Un témoignage tout doux à quelques jours de la fête des Pères.
Originaire de la France, Samuel est arrivé au Québec en 2002. Il avait alors 30 ans. C’est dans une soirée, à l’automne de la même année, que le journaliste culturel rencontre celui qui allait devenir son conjoint: Sylvain, un professeur d’espagnol québécois.
En 2004, le couple achète une maison à Montréal puis, doucement, naît l’idée de vouloir agrandir la famille. «J’ai commencé à me dire que je trouvais dommage de vivre une vie et de ne pas laisser d’héritage, explique-t-il. Que tu meures et qu’il n’y ait plus rien. Je trouvais qu’il manquait un but dans ma vie.»
Il commence à aborder le sujet avec son chum qui, provenant lui-même d’une belle-famille très proche, n’est pas fermé à l’idée d’avoir des enfants. Le couple ne sait toutefois pas trop comment s’y prendre pour adopter un enfant.
«Un jour, une collègue journaliste m’a raconté qu’elle avait des amis qui avaient adopté un enfant par la banque mixte avec la DPJ, poursuit-il. Il faut savoir qu’avec la banque mixte, tu as un enfant en famille d’accueil en attente d’adoption. La DPJ estime que cet enfant a un maximum de chances d’être mis à l’adoption.»
Le couple se rend à une première session d’information où il sont l’unique couple gai dans la salle (on se rappelle que c’était il y a une décennie!). Des rencontres supplémentaires sont ensuite planifiées par la DPJ pour qui la mise en relation avec des couples du même sexe représente alors une grande nouveauté.
«On nous a dit que nous étions parmi les premiers couples gais à adopter avec la banque mixte. Ils étaient très ouverts, ils étaient même contents de voir des couples de même sexe.»
Que ce soit deux papas, un papa et une maman ou encore deux mamans, ça ne change pas grand-chose à la vie des enfants.

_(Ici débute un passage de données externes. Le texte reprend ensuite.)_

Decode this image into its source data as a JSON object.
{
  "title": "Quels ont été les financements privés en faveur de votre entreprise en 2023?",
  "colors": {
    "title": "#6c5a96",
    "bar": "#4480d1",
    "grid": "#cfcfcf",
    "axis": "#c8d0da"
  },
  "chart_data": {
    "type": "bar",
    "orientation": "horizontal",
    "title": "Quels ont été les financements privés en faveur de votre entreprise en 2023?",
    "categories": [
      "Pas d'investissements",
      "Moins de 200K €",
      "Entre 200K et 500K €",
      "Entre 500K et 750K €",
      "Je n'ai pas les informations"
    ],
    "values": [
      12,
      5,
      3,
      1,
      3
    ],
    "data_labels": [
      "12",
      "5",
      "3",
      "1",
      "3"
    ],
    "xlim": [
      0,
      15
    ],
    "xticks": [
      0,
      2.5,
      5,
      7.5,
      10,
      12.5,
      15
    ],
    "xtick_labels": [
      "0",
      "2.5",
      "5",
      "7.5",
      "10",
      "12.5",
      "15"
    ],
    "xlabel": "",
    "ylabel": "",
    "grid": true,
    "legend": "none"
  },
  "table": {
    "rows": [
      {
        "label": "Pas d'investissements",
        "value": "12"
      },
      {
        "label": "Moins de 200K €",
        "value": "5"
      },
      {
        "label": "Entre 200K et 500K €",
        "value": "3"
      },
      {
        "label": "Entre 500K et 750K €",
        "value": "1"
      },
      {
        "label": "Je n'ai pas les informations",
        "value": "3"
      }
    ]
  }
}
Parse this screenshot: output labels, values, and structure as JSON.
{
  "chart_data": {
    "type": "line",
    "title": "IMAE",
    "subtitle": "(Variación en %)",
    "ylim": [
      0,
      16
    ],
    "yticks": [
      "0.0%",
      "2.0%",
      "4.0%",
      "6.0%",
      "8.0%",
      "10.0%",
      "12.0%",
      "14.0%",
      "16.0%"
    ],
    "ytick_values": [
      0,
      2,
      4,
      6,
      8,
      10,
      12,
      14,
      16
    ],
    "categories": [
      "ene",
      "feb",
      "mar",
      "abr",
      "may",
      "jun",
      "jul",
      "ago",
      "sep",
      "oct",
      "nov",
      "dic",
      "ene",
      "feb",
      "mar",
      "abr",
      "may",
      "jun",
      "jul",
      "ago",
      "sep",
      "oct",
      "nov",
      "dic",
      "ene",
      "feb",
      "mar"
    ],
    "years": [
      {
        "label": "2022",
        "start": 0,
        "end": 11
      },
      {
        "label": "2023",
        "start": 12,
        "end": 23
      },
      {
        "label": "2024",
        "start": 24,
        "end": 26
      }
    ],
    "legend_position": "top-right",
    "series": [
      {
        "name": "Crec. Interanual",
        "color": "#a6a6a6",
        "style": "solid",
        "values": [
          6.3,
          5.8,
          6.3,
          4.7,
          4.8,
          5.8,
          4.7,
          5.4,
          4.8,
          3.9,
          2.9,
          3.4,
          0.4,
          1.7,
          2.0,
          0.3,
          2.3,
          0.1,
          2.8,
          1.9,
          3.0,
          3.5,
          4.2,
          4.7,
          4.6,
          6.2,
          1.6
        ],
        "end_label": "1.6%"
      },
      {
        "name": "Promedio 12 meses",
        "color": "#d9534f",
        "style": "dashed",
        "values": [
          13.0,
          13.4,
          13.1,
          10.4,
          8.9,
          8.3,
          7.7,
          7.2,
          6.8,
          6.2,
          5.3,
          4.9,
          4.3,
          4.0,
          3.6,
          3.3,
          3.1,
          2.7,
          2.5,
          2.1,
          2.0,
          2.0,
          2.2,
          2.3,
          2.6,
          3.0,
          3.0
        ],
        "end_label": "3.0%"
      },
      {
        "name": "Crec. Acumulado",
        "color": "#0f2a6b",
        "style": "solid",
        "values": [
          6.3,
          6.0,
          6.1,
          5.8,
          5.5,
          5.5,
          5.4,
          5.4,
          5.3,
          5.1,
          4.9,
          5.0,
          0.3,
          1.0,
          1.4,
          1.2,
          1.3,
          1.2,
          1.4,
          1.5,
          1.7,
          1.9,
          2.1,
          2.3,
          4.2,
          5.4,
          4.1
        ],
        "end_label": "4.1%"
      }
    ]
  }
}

Assez rapidement, les amoureux reçoivent le coup de téléphone tant attendu. Le petit âgé d’un an qu’on souhaite leur présenter s’appelle Samuel et son travailleur social... Sylvain! Deux belles coïncidences qu'ils reçoivent comme un signe du destin.
«C’était un enfant qui venait d’un couple dysfonctionnel et qui avait été placé à l’âge de 6 mois en famille d’accueil, raconte Samuel. La première fois que tu vas voir un enfant comme ça, c’est quelque chose. Il était gros et amorphe, car aucunement stimulé. Il n’émettait aucun son, il n’avait même pas de chaussures, pourtant il avait 13 mois! En famille d’accueil, il était comme en hibernation, en végétation, le temps d’être adopté.»
Sur le chemin du retour, le couple s’inquiète: «mais on s’est dit qu’on allait le prendre comme il était...».
Puis, tout s'accélère dans leur vie. Quelques jours plus tard, le couple va chercher officiellement le bébé en apprenant que cela faisait un moment que le petit - à qui on avait dit qu’ils allaient revenir - attendait ses deux papas devant la porte.
Juju avait donc 14 mois lorsqu’il est arrivé dans sa maison montréalaise. C’était en mars 2008.
«On avait apporté des chaussures, on est sorti avec lui et déjà on voyait qu’il y avait un changement, se souvient le journaliste. C’est comme s’il avait compris que son avenir passait par nous. C’est pour cela qu’on dit que c’est lui qui nous a choisis.»
Suite à cet heureux chamboulement, Sylvain prend une année de congé paternité avec le petit. «On était deux hommes en couple dans une grande maison et 15 jours plus tard, on était trois!»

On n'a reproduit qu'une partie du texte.